Les experts de Doctor Web ont poursuivi leurs recherches sur le ransomware Trojan.Encoder.12544 connu dans les médias comme Petya, Petya A, ExPetya, NotPetya et WannaCry-2. Après avoir effectué une analyse préliminaire du malware, Doctor Web présente des recommandations sur le procédé permettant d'éviter la contamination et explique comment faire dans le cas où une contamination a eu lieu. Doctor Web révèle également les détails techniques de l'attaque.

Le ver-ransomware Trojan.Encoder.12544 présente un grand danger pour les ordinateurs personnels fonctionnant sous Microsoft Windows. Les diverses sources le considèrent comme une modification du Trojan connu sous le nom de Petya (Trojan.Ransom.369), mais le Trojan.Encoder.12544 n'a que quelques traits similaires avec ce malware. Le programme malveillant a pu pénétrer dans les systèmes informatique d’un certain nombre d’organismes gouvernementaux, dans des banques et des entreprises commerciales, des utilisateurs ont été touchés dans plusieurs pays.
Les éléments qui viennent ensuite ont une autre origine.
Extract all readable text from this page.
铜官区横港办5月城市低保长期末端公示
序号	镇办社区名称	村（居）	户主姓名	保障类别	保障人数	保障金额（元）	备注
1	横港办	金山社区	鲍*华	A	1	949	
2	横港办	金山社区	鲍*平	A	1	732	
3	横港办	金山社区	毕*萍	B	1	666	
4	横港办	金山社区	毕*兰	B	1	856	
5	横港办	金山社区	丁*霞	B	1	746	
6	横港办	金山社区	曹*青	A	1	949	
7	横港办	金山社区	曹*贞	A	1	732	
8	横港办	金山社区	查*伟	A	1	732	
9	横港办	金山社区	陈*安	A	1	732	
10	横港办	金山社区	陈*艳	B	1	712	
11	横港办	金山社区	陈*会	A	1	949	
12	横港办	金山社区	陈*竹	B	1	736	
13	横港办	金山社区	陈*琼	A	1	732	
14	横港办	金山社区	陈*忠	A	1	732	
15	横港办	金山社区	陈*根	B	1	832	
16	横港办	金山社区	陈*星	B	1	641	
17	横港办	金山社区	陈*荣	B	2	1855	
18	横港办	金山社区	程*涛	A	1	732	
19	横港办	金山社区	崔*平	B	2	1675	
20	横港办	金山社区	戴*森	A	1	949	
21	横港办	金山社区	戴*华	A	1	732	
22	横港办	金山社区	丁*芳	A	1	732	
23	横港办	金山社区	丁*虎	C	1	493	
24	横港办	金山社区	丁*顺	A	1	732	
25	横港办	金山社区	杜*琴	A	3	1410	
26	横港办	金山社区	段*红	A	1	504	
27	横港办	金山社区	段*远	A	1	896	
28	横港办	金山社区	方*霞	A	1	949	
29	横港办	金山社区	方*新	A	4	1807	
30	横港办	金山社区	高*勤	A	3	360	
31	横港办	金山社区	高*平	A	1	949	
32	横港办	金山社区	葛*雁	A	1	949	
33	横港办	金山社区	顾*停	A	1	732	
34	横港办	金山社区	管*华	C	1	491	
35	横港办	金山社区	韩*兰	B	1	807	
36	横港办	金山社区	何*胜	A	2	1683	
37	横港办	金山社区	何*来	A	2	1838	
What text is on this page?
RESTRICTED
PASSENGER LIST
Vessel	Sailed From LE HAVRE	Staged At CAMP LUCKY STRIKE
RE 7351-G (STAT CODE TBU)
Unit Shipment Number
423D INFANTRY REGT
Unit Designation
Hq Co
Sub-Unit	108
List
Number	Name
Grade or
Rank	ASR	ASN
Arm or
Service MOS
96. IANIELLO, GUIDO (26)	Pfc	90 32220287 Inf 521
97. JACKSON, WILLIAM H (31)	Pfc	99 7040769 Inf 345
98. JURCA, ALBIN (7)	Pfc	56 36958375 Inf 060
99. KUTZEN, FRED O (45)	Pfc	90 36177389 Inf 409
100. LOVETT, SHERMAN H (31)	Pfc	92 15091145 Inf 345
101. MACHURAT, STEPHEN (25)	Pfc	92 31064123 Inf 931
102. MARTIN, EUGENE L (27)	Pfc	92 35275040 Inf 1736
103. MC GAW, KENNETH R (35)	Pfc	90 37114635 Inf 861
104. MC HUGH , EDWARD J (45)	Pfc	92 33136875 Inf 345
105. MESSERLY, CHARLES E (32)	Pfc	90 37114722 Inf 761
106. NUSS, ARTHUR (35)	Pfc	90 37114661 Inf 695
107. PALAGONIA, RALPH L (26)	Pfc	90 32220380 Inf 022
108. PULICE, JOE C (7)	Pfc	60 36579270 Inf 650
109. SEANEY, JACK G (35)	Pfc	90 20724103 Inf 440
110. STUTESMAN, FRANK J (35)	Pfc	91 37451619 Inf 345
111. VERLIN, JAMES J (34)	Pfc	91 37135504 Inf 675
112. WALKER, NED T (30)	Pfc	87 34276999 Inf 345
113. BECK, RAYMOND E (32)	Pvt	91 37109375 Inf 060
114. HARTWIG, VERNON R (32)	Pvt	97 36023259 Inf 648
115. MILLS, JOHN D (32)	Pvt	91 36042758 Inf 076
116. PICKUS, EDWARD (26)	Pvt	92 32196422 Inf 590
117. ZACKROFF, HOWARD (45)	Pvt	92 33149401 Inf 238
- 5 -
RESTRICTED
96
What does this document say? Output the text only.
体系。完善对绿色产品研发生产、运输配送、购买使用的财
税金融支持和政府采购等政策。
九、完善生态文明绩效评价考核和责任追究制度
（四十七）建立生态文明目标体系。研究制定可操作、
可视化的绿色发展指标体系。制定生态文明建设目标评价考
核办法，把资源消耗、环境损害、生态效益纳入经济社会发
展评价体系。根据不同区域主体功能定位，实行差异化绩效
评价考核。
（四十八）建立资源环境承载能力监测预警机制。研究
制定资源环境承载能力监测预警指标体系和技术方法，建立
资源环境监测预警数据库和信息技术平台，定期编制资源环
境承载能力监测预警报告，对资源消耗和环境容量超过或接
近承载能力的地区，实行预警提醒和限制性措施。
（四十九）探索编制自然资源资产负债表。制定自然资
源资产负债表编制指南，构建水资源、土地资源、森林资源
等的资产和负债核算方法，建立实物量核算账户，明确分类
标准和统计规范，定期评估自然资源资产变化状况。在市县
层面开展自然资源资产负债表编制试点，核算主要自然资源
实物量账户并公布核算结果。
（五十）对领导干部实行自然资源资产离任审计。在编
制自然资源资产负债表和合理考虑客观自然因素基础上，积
À l’heure actuelle, il est connu que le Trojan infecte les ordinateur en utilisant les mêmes vulnérabilités qui ont déjà été exploitées par les pirates afin d'introduire dans les ordinateurs le Trojan WannaCry. La propagation massive du Trojan.Encoder.12544 a commencé dans la première moitié de la journée du 27.06.2017. Lors de son démarrage sur un ordinateur attaqué, le Trojan utilise plusieurs moyens pour trouver des PC accessibles dans le réseau local, puis selon une liste d’adresses IP reçue, commence à scanner les ports 445 et 139. Après avoir détecté dans le réseau les machines sur lesquelles ces ports sont ouverts, Trojan.Encoder.12544 tente de les infecter à l’aide de la vulnérabilité largement connue du protocole SMB (MS17-10).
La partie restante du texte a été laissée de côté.